Stałam w boksie Mefista nadal nie do końca wierząc, że to się dzieje naprawdę. Mój koń. Mój własny koń! Odłożyłam szczotki i złapałam siodło. Co prawda nie miałam jeszcze porządnego siodła, ale mama póki co dała mi stare siodło Carmen. Było podniszczone, ale nie planowałam jeździć w nim długo. Szybko uporałam się z siodłaniem, po czym wyszłam na dwór. Sierść Mefista lśniła w słońcu. A może po prostu dla mnie dziś wszystko lśniło?
- Chodź, pojeździmy trochę – poprowadziłam go pod podest. Był wysoki, więc trudno mi się wsiadało z ziemi.
Miałam ochotę na przejażdżkę do lasu, jednak powstrzymałam się. Wolę najpierw się przyzwyczaić do chodu.
Wjechaliśmy na plac.
Postępowałam chwilkę. Miał dokładnie taki sam krok jak go zapamiętałam: długi i sprężysty. Łatwo mogłam go zebrać. W kłusie też jechał ślicznym długim krokiem, ale potrzebowałam kilku taktów, żeby przyzwyczaić się do jego taktu. Oxer, na którym ostatnio dość dużo jeździłam, stawiał o wiele krótsze i szybsze kroki. W końcu przeszłam w wolny galop. Łagodny, ale zarazem stanowczy. Po prostu bajka. Uśmiechnęłam się szeroko i znów zwolniłam konia. Pamiętałam, że koń przy szybszych galopach lubił brykać, a ja na razie wolałam spokojnie pojeździć.

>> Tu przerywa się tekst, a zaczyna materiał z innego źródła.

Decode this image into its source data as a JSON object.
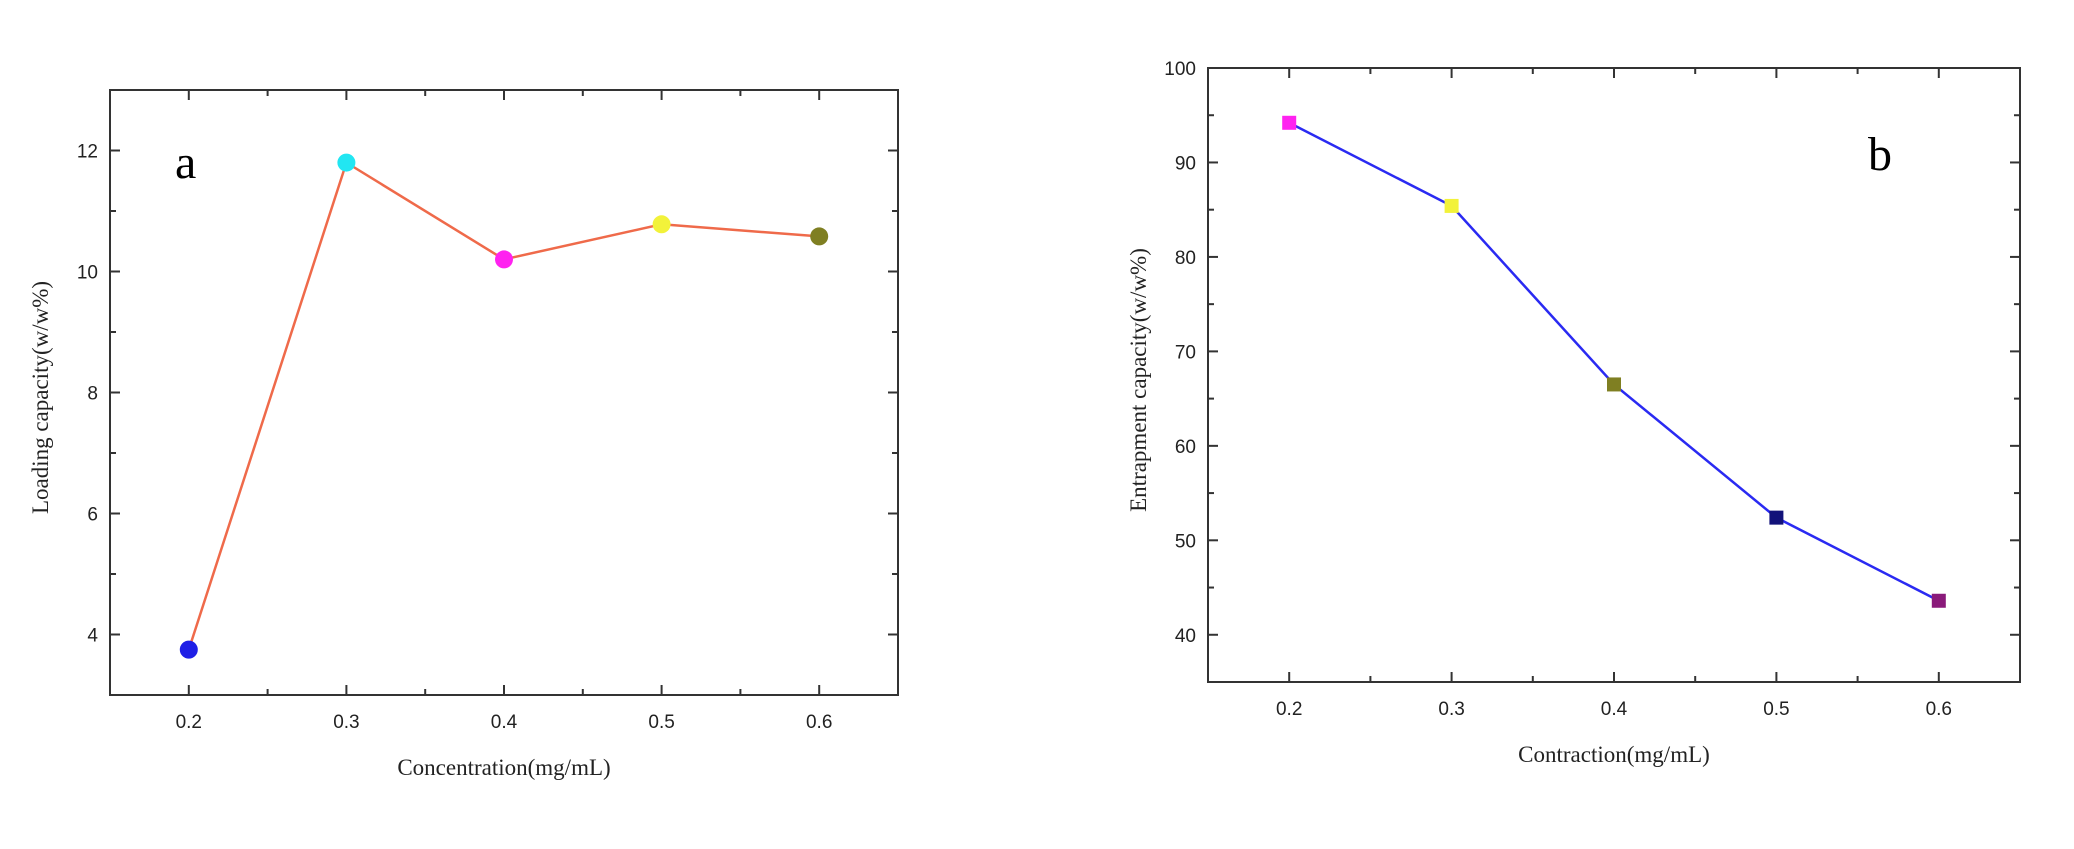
{
  "chart_data": [
    {
      "type": "line",
      "panel_label": "a",
      "xlabel": "Concentration(mg/mL)",
      "ylabel": "Loading capacity(w/w%)",
      "xlim": [
        0.15,
        0.65
      ],
      "ylim": [
        3.0,
        13.0
      ],
      "xticks": [
        "0.2",
        "0.3",
        "0.4",
        "0.5",
        "0.6"
      ],
      "yticks": [
        "4",
        "6",
        "8",
        "10",
        "12"
      ],
      "x": [
        0.2,
        0.3,
        0.4,
        0.5,
        0.6
      ],
      "values": [
        3.75,
        11.8,
        10.2,
        10.78,
        10.58
      ],
      "marker": "circle",
      "line_color": "#ef6a4a",
      "marker_colors": [
        "#1f1fe6",
        "#22e6f2",
        "#ff22f0",
        "#f2f23a",
        "#7f7f22"
      ],
      "grid": false
    },
    {
      "type": "line",
      "panel_label": "b",
      "xlabel": "Contraction(mg/mL)",
      "ylabel": "Entrapment capacity(w/w%)",
      "xlim": [
        0.15,
        0.65
      ],
      "ylim": [
        35,
        100
      ],
      "xticks": [
        "0.2",
        "0.3",
        "0.4",
        "0.5",
        "0.6"
      ],
      "yticks": [
        "40",
        "50",
        "60",
        "70",
        "80",
        "90",
        "100"
      ],
      "x": [
        0.2,
        0.3,
        0.4,
        0.5,
        0.6
      ],
      "values": [
        94.2,
        85.4,
        66.5,
        52.4,
        43.6
      ],
      "marker": "square",
      "line_color": "#2a2af2",
      "marker_colors": [
        "#ff22f0",
        "#f2f23a",
        "#7f7f22",
        "#12127a",
        "#8a1a7a"
      ],
      "grid": false
    }
  ]
}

Zobaczyłam jakąś postać oddalającą się od stajni. Z tej odległości nie mogłam rozpoznać jeźdźca, ale konia tak. Ice Tea.
Wyjechałam kłusem z placu. Po chwili rozpoznałam też jeźdźca. Leo. Co prawda nigdy z nim nie rozmawiałam, ale kilka razy mijałam się z nim na korytarzu lub w stajni.
Dogoniłam go.
- Cześć – uśmiechnęłam się do niego – Jesteś Leo, nie?
- Tak – przyjrzał mi się – A ty… Helen?
Skinęłam głową.
- Jedziesz w teren?
- Owszem. Chcesz się dołączyć?
- Chętnie – uśmiechnęłam się
<Leo? Jedziemy?>
Brak komentarzy:
Prześlij komentarz
Proszę, nie spam w komentarzach i nie reklamuj bloga w miejscu do tego nieprzeznaczonym - to będzie karane usunięciem twojej uwagi. Nie zapominaj też o zasadach interpunkcji i ortografii! ;)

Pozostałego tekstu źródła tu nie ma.